During the trial, Mr Lee testified that he was looking for a business partner to help him run a fashion apparel store in 2012 and his sister introduced him to Lim.
Lim then suggested that Mr Lee incorporate a firm known as Stage Group.
Deputy Public Prosecutors Christopher Ong, Stacey Fernandez and Victoria Ting said in their submissions: "Tom also provided the accused with Tom's SingPass details to perform submissions for government related issues as Tom was mostly overseas due to his engagements in show business."
Around 2013, Lim told Mr Lee about the PIC scheme. Applications were made and Mr Lee signed the forms.
Lim later asked Mr Lee to incorporate another firm and Micbo Remix Jay (MRJ) was formed.
The DPPs said: "Despite MRJ conducting no business at the time, MRJ's PIC application dated Nov 4, 2015, was made online, based upon a cash purchase of customer relationship management software... Tom maintained on the stand that he had neither purchased nor seen software used in MRJ. There was no reason for software to be purchased for MRJ because MRJ was not carrying on any business."

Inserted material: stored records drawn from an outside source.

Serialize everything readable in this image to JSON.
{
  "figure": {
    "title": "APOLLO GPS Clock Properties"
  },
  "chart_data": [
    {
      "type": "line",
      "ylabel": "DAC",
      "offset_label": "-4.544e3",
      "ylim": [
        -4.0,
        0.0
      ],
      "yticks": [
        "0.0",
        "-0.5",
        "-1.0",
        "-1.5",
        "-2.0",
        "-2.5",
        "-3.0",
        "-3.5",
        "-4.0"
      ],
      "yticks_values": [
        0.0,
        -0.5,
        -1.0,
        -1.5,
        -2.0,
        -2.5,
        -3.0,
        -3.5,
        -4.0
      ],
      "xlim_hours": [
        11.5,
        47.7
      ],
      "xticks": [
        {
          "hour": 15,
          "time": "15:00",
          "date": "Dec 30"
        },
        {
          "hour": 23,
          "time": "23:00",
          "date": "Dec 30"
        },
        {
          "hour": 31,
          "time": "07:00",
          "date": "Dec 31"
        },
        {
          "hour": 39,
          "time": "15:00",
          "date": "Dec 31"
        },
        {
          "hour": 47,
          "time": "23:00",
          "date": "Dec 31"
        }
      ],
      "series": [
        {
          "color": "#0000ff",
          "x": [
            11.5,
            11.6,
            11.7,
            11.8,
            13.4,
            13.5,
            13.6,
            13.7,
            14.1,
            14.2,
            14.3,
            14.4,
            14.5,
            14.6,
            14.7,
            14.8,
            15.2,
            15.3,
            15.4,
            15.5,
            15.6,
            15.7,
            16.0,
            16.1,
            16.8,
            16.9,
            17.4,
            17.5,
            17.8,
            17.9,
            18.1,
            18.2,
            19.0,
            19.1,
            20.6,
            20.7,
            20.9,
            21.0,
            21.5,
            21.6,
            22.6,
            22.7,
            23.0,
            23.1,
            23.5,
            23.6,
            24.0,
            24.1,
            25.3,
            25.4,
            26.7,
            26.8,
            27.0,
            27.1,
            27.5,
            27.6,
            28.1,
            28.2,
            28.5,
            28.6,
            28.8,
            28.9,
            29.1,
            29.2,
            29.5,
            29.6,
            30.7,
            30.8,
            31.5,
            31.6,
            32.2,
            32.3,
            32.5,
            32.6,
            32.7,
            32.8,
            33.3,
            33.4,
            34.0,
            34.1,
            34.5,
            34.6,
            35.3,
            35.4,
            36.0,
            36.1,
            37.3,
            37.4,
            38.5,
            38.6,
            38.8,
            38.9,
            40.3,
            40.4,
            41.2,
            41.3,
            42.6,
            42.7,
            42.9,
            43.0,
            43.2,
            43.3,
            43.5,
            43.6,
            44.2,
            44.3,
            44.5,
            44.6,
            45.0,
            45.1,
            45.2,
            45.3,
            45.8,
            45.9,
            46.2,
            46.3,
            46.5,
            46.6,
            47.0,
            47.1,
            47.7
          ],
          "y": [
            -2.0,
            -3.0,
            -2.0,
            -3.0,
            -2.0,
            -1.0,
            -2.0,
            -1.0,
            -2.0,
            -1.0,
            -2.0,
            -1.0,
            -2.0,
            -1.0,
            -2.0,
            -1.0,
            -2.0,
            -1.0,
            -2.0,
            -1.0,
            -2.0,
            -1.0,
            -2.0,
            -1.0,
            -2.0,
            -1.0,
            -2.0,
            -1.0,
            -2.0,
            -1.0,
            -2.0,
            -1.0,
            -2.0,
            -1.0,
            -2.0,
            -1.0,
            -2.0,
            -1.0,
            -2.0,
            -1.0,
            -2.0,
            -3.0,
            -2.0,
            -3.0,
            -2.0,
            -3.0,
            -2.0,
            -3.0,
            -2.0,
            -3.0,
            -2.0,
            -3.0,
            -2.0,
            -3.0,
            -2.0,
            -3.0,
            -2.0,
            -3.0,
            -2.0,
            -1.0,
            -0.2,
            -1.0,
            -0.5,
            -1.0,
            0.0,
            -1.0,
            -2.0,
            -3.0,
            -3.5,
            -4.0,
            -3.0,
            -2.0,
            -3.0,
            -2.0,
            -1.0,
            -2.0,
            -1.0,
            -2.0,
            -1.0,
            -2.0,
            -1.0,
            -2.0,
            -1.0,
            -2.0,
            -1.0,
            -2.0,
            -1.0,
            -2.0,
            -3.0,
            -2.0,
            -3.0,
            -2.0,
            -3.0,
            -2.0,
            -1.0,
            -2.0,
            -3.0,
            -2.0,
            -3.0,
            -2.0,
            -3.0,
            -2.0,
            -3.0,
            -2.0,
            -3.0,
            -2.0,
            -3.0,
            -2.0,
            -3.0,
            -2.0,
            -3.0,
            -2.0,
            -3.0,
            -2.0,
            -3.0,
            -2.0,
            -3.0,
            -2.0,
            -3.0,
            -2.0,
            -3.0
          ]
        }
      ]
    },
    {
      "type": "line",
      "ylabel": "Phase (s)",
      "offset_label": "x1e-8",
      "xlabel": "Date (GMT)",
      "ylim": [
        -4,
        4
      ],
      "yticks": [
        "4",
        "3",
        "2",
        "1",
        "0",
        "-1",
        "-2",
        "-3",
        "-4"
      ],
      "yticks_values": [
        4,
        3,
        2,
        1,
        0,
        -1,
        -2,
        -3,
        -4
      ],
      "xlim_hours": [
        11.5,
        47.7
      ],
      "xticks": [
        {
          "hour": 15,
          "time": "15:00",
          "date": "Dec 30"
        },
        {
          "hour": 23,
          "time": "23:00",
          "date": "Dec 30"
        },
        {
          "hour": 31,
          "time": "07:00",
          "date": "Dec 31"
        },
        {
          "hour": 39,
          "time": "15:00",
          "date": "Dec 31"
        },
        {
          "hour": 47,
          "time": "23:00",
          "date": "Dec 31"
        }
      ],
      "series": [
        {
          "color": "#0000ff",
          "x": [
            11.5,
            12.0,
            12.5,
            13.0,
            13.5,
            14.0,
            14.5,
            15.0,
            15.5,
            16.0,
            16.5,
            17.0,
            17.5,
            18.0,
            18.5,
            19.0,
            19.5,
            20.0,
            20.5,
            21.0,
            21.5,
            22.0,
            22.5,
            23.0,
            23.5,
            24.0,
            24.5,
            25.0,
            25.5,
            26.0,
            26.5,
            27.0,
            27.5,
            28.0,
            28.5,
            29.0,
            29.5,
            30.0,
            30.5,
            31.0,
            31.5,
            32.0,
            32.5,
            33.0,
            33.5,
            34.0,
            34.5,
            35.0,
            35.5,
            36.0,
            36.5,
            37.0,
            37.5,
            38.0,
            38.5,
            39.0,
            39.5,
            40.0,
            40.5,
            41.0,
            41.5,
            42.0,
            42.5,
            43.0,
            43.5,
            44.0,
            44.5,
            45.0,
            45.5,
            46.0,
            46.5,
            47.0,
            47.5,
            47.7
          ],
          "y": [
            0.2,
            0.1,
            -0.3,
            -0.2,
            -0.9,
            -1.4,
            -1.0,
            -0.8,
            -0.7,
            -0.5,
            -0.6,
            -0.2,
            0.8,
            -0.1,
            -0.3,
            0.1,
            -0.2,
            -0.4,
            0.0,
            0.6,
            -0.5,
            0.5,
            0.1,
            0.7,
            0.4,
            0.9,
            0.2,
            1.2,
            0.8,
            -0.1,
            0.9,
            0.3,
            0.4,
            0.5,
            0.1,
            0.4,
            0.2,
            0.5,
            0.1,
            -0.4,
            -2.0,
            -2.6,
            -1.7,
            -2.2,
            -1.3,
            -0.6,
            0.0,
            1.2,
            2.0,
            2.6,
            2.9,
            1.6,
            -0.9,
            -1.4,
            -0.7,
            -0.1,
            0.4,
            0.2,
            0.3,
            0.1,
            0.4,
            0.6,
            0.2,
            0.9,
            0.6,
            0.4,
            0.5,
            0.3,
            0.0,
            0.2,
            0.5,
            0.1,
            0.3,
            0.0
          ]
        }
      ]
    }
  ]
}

Mr Lee testified that he had not submitted the application and had "no idea" how to do it.
He stopped working with Lim at the end of 2015.
The pair spoke to each other on the phone on Oct 26, 2016, and Mr Lee recorded the conversation as his name had been used to submit PIC applications that he was not aware of.
Mr Lee also suspected that Lim was behind the applications.
The prosecutors said that on the audio clip, Lim could be heard telling Mr Lee to inform the authorities that Mr Lee had bought software for MRJ and that he had seen people in the firm using it.
Mr Lee passed the recording to the Commercial Affairs Department on Nov 20, 2016.
The DPPs said: "Against this backdrop, the accused was clearly motivated to instigate Tom to pervert the course of justice because he knew that if it were revealed that Tom knew nothing about the software despite the MRJ application being made in his name, it would have cast clear suspicion upon the legitimacy of the MRJ application."
The other three people linked to Lim's charges are Ms Stephanie Tan Mui Shan, Mr Maurice Tan Wei Qiang and Mr Wong Kwong Weng.
The trio were working for Lim when he allegedly committed the offences.
Lim will be back in court for sentencing on Oct 1.
Those convicted of perverting the course of justice can be jailed for up to seven years and fined.